Visit a scrap metal dealers and sitting within the light iron pile you’ll find a plethora of large household appliances. Many of these come in from one-man band outfits who cash in the items alongside other items of scrap metal.
So even though the metal is recycled, none of these items is passing through the Approved Authorised Treatment Facilities (AATF)/Approved Exporter route and the result is that they are not contributing to the WEEE recycling rates.
The problem is that it is going to become increasingly important to capture and report all WEEE in the official recycling system. And the answer to this is, as always, one of economics.

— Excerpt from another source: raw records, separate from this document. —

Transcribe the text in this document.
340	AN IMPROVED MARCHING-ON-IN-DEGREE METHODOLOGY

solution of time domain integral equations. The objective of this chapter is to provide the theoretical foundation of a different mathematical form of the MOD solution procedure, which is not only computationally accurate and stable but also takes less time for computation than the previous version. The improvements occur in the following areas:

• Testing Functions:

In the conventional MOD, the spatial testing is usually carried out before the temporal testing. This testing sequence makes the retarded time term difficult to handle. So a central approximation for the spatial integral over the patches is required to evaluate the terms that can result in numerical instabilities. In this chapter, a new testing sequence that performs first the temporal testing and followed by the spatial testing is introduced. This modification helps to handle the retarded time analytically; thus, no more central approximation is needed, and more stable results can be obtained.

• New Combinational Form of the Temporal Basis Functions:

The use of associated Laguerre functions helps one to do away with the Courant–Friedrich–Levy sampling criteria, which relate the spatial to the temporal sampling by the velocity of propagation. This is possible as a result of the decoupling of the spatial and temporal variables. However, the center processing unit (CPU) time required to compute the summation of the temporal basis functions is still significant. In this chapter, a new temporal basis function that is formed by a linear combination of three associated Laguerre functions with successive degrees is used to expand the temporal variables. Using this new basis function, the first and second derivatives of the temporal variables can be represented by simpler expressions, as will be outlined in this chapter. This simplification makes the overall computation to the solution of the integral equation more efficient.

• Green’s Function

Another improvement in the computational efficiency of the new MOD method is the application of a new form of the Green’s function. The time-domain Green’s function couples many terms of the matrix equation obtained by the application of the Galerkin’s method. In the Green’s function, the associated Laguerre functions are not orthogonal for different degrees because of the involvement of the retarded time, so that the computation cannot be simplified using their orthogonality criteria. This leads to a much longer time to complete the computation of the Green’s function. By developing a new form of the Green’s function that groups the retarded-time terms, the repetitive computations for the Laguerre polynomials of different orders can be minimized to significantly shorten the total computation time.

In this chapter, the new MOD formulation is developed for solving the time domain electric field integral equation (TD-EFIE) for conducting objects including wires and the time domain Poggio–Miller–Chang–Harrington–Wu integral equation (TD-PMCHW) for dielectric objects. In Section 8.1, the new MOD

The cost of compliance for large household producers has always been lower than those producing screens or computer equipment. With the waste having a positive cash value, the evidence has mainly represented a scheme’s administration charge.
But to attract the WEEE away from scrap metal dealers and into AATFs, the price paid for the scrap may have to be increased by £50 - £60 per tonne. The only way to finance this increase will be via the evidence note. So the cost to comply will simply have to increase.
Ignoring the permitting and liability insurances for a moment, on the face of it white van man offers a valuable service to the general public. Whether paying out any cash or not, he’s happy to pick up metallic items from the curb at any time of the day or night. For inner city dwellers without transport, their service is a godsend. And in these times of cut-backs, he could be considered the silent collection partner to the local authorities.
Whatever your views on white van man, there are more challenging recycling targets lurking on the horizon and it’s clear that he could assist us in meeting these. So perhaps the key is to focus more on trying to find ways to work with, rather than against, white van man.